Attachment 3

Report to the Senate Educational Funding Study Committee

Comments on the Index of Taxpaying Ability

Submitted by the South Carolina Association of School Administrators October 25, 2006

The index of taxpaying ability serves as the single variable in the Education Finance Act formula that adjusts the local match (the amount of local revenue a school district is required to contribute to the base student cost) a school district must make each year to fully fund the base student cost in the school district as set by the legislature. The adjustment is determined by the value of taxable property in the school district as compared to the total value of all taxable property in the state and represents that district’s relative fiscal capability in relation to the other school districts in the state.

Thus, school districts with significant fiscal capability receive less state money per pupil than districts with less significant fiscal capability. On average the EFA formula provides for the state to furnish 70 percent of the support while local districts provide the remaining 30 percent of the support. The EFA formula as passed in the Education Finance Act of 1977 is as follows:

State Allocation = (TBSC X DWPU) — (SWPU X TBSC X 0.30 X ITA)

TBSC — defined as Total Base Student Cost

DWPU — defined as District Weighted Pupil Units

SWPU — defined as Statewide Weighted Pupil Units

0.30 — represents the 30% match from local money

ITA — defined as Index of Taxpaying Ability

When the South Carolina Legislature alters the way taxes are collected on taxable property in school districts with legislation such as Act 388, that legislation also alters the results of calculations using the EFA formula. In past legislation altering the way taxes are collected on taxable property, the legislature has recognized this fact and has taken action to protect the integrity of the formula.

For instance, Section 4-29-67 (N) of the Code addresses this issue as it relates to fee in lieu of arrangements. This section of the Code requires that fee in lieu of arrangements be considered taxable at the level of payment negotiated. In the case of multi-county park agreements encompassing more than one county, the assessed value is based on the share of the payment coming from the park to the county.

Two potential extreme cases can serve as examples in the case of Act 388.

Example One

If we assume that a district in South Carolina is comprised of all legal residence property, then Act 388 eliminates all of that district’s taxable property from the tax base.

If calculations of the indexes of school districts are adjusted to exclude legal residence property, then the formula is still valid. The index would be zero, and the state would pay the entire base student cost for that district.

If the calculations of the indexes were not adjusted to exclude legal residence property, the formula would require a local match. However, the district would not have any taxable property from which to generate the local match.

Example Two

If we assume that a district in South Carolina is comprised of all non-legal residence property, then Act 388 eliminates none of that district’s taxable property from the tax base.

If calculations of the indexes of school districts are adjusted to exclude legal residence property, then the formula is still valid. This district’s index would be adjusted to increase its local share because all state indexes would change to reflect the value of each district’s taxable property excluding legal residence property.

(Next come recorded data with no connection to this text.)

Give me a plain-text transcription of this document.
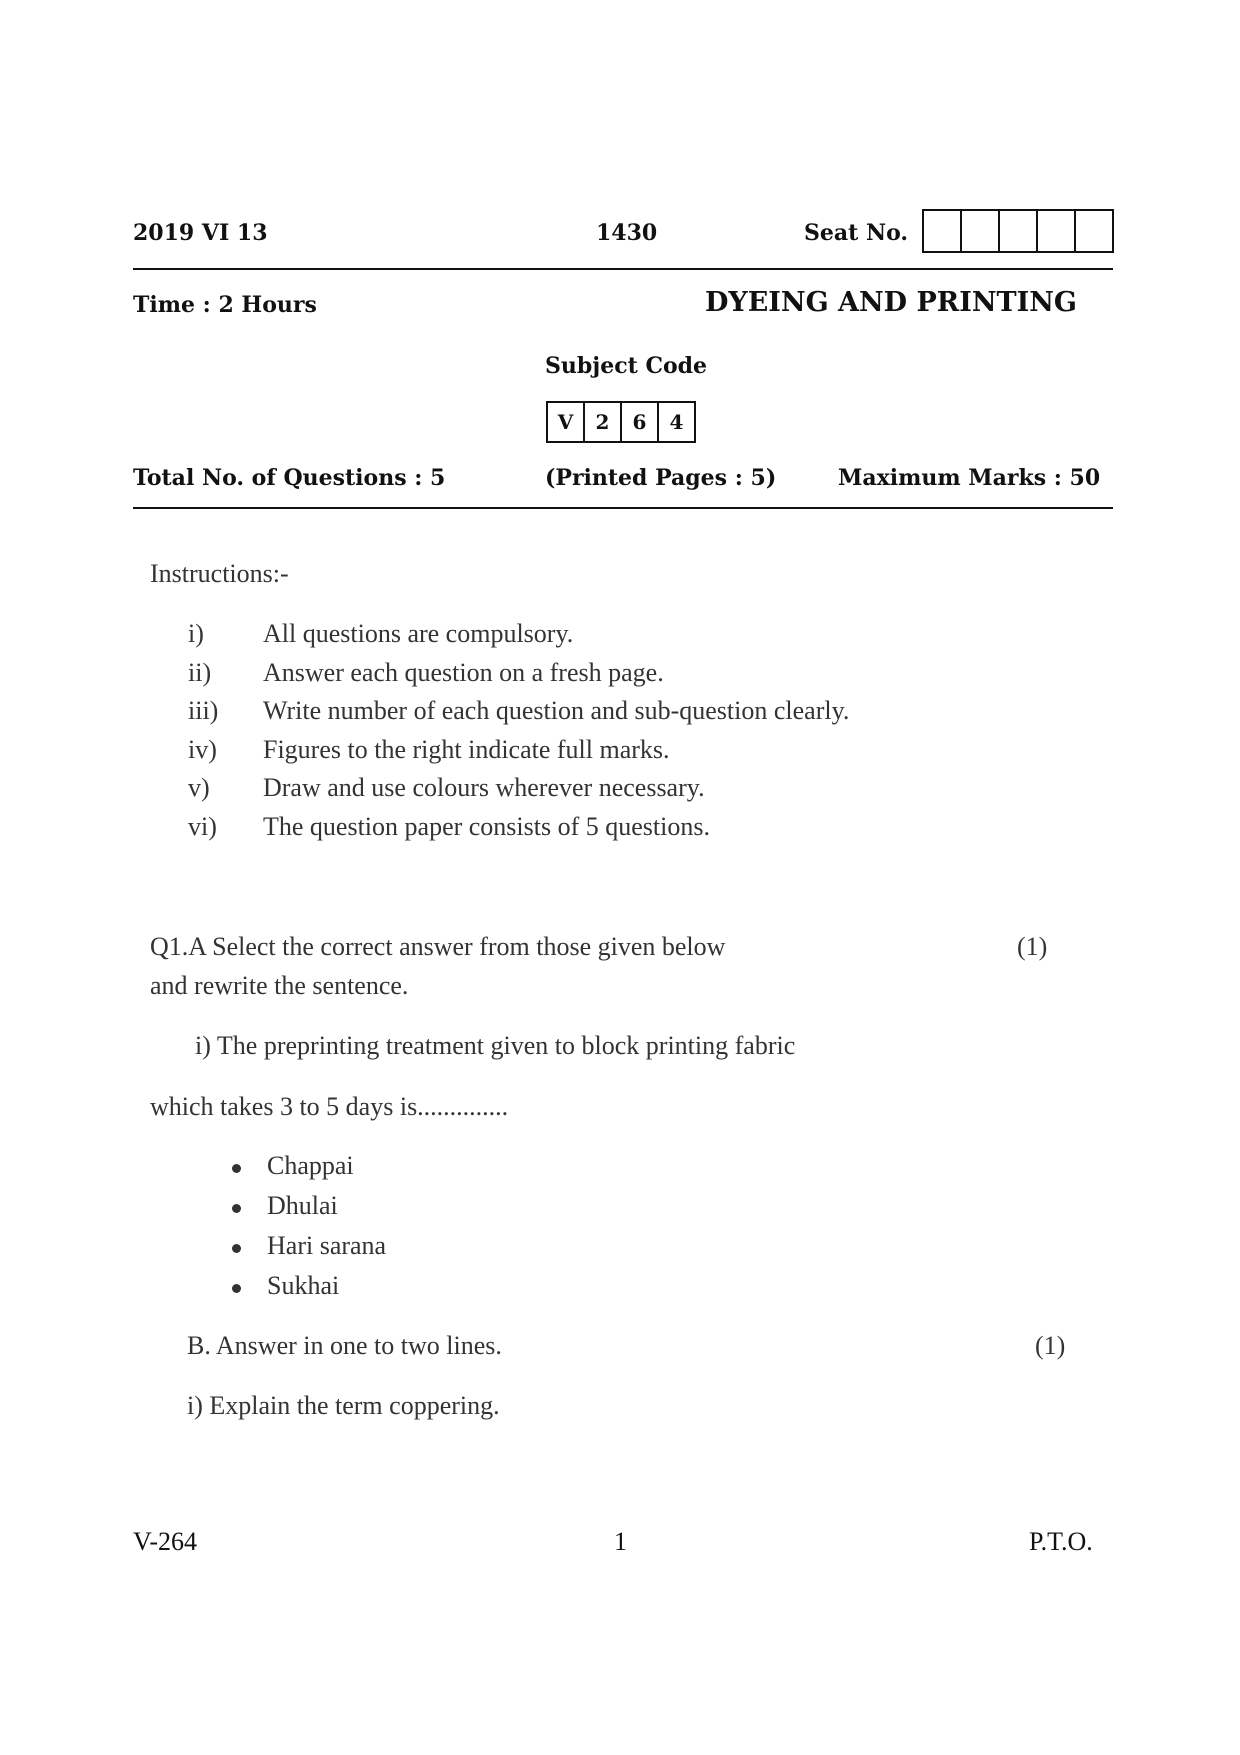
2019 VI 13	1430	Seat No.
Time : 2 Hours	DYEING AND PRINTING
Subject Code
V	2	6	4
Total No. of Questions : 5	(Printed Pages : 5)	Maximum Marks : 50
Instructions:-
i) All questions are compulsory.
ii) Answer each question on a fresh page.
iii) Write number of each question and sub-question clearly.
iv) Figures to the right indicate full marks.
v) Draw and use colours wherever necessary.
vi) The question paper consists of 5 questions.
Q1.A Select the correct answer from those given below	(1)
and rewrite the sentence.
i) The preprinting treatment given to block printing fabric
which takes 3 to 5 days is..............
Chappai
Dhulai
Hari sarana
Sukhai
B. Answer in one to two lines.	(1)
i) Explain the term coppering.
V-264	1	P.T.O.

If the indexes were not adjusted, then the district would continue to provide a local share of much less than the district could afford to provide when compared to other districts in the state.

In light of these inequities created with the index of taxpaying ability, the state has basically two options to address the problem.

Option 1: For the purpose of calculating school funding, all property should be valued in relationship to the revenue it can generate (index of taxpaying ability).

In order to accomplish this, the assessed value of legal residence property must be adjusted so that, when computed, that value will generate the amount reimbursed by the state.

While this option will not completely fix the problem, it does lessen the impact of no adjustment at all.

Option 2: For purposes of calculating the index of taxpaying ability, all legal residence property should be taken out of the formula since legal residence property no longer generates local revenue for school operating purposes.

This option keeps the index valid since only property that can be taxed by local school districts remains in the formula.

Worth noting:All property is still taxable for purposes of paying school district bonds. When the eight percent debt limits of school districts are calculated, all property should continue to be considered.